Menurut pakar hukum dari Universitas Sumatera Utara, Dr Pedastaren Tarigan, berpendapat, tidak rasional menjadikan santet sebagai delik. Walau praktik santet sering dipercaya terjadi di tengah-tengah masyarakat, tetapi untuk membuktikan siapa pelaku ataupun korbannya sangatlah sulit. Kita tidak bisa menjadikan sebagai alat bukti pengakuan seorang pelaku supranatural (dukun).
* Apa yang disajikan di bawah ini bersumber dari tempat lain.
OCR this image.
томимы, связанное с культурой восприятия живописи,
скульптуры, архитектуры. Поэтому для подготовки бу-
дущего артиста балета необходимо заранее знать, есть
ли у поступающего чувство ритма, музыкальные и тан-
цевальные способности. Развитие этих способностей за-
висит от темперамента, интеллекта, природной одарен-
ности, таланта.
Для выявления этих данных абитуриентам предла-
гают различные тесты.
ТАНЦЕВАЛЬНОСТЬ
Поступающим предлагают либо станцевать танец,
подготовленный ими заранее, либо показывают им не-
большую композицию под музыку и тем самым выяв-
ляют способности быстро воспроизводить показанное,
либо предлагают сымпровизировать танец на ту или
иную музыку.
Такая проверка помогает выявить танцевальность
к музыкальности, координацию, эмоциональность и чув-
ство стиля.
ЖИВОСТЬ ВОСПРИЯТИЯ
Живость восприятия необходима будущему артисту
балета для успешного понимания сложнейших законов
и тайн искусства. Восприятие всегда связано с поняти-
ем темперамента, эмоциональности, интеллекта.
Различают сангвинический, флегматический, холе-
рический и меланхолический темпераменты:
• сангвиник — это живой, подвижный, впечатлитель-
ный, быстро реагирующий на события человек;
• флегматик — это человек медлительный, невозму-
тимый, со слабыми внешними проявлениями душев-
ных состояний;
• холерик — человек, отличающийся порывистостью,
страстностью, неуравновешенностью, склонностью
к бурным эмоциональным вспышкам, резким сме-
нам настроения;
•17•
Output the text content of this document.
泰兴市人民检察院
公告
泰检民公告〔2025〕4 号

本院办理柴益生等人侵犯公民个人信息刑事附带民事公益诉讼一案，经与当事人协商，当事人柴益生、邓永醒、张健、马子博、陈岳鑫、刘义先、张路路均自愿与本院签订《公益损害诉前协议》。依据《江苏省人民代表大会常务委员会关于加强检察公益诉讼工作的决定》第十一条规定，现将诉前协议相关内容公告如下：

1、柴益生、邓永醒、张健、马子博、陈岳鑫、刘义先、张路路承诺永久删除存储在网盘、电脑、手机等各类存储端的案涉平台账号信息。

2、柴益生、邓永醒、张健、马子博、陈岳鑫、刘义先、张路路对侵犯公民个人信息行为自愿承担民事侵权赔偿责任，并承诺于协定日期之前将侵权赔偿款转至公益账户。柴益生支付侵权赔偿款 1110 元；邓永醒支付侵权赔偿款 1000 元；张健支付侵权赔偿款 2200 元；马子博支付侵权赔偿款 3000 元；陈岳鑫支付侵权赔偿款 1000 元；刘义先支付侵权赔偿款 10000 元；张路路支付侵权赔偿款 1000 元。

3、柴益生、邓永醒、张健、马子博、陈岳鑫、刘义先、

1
Bahwa si B sakit dan ditemukan jarum di dalam perutnya akibat disantet atau diguna-guna oleh si A. Bahkan, katanya, keterangan seorang penghayat supranatural juga tidak dapat dijadikan bukti untuk menjerat, misalnya si A melakukan perbuatan melanggar hukum untuk diajukan ke pengadilan negeri. Bahkan ancaman hukuman tersebut sulit diterapkan kepada pelaku santet atau dukun yang sengaja menyantet seseorang karena disuruh orang lain dengan imbalan berupa uang.

Taukah anda bahwa, cerita tentang Dotti atau sihir telah ada di Eropa era kegelapan, mereka sering berburu penyihir, vampir, dan manusia serigala. Dalam perburuan dan eksekusi penyihir yang dilakukan oleh banyak kerajaan Eropa abad 14. Mitos dan rumor dipakai sebagai alat untuk merajam dan membakar tersangka hidup-hidup. Tidak mudah untuk menjadi seorang yang “berbeda” di kalangan warga Eropa pada zaman kuno.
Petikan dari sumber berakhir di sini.